Roommate night is Toole’s own personal tradition, but Troy University offers traditions of its own, as well as some myths and even superstitions.


On game day, 15 minutes before kickoff, Trojan fans and the Sound of the South Marching Band gather at the front of Sartain Hall to cheer on the football coach and the players as they walk down University Avenue


into Veterans Memorial Stadium. This march into the home field is called the Trojan Walk.


A growing tradition is Dollar Movie Night, held on the first and third Wednesdays of each month by Continental Cinema 5 and the University Activities Council.
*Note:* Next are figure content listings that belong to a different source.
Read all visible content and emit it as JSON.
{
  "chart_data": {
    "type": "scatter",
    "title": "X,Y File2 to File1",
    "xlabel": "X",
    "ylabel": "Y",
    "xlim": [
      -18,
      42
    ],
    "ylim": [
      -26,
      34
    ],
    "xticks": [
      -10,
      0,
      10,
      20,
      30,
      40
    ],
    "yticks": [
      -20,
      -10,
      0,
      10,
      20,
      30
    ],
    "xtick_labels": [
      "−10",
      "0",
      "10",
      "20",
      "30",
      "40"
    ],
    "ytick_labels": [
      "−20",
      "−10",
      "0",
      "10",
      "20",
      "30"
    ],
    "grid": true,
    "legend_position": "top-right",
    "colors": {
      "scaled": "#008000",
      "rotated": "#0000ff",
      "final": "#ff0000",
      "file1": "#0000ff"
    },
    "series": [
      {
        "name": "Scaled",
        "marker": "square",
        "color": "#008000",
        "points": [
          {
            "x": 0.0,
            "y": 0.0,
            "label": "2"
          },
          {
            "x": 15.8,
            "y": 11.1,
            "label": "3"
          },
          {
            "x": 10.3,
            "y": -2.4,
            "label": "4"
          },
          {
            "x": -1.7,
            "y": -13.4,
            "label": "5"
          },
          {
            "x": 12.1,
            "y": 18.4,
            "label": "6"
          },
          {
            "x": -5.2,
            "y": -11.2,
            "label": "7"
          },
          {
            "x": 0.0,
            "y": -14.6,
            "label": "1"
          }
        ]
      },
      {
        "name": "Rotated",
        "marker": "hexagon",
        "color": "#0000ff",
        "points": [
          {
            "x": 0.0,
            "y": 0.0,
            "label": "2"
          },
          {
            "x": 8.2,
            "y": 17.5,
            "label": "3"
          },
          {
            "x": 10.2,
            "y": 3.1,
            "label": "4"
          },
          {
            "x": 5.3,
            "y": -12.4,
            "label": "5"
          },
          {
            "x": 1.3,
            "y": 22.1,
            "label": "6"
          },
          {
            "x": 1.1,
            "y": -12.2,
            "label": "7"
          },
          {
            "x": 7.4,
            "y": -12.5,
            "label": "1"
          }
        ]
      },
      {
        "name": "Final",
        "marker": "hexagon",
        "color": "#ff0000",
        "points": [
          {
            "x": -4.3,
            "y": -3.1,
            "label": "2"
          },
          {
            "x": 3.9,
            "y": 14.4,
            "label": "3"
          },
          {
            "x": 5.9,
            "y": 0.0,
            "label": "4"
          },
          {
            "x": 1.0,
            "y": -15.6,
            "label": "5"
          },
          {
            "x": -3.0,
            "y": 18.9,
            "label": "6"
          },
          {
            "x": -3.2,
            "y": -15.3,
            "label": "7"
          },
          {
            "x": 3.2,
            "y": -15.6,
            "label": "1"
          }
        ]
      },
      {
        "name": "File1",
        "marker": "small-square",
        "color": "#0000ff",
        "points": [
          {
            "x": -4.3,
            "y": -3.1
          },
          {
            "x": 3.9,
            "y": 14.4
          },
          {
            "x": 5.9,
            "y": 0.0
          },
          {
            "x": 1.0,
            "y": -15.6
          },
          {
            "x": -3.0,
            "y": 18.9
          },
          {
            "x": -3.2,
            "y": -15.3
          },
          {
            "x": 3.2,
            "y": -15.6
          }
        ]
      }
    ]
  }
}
Admission to every movie is $1.


Students can use the University shuttle service to get to and from the movies during Dollar Movie Night.


“It’s a lot of fun,” said Anna Kathryn Carter, an education major from Decatur who was a junior in the spring. “My friends and I go every time.”


Troy has also been reported to have a supernatural area on campus


Located on the main quad, McCartha Hall is known for giving students the creeps.


Jill Odom and Karli Maudlin, former section editors of the Tropolitan, wrote in an article titled “Five creepiest places in Troy” that walking into the building “is like a trip to the Twilight Zone.”


Troy has its own myths, too, such as the Kissing Rock.


Kelcie Hathcock, who graduated in 2012, said this myth always perplexed her when she was a student.


“I was told during a tour my senior year of high school that there is a Kissing Rock,” Hathcock said. “From what I can remember, legend has it that if a man and woman kiss on the rock, their love will last forever.”


Another rock legendary for its magic touch was said to bring students good luck.


“On the rock was a placard on the fountain that used to be in that quad behind Bibb Graves,” Cody Muzio, who graduated in 2012, said when asked what he remembered about the rock.


“It might have been a placard of Bibb Graves (a former Alabama governor) himself. If you rubbed the nose that protruded out, supposedly it gave you luck on your exam.”


The placard no longer exists, and a new fountain stands in its place, between the library and the Trojan Center.


However, is the magic gone? According to Toole, legends, traditions and even ghost stories never really die.


“They (legends) just find new places, or new ‘rocks,’ and then the magic begins the once more to students. You just have to look for them or even create your own legends.”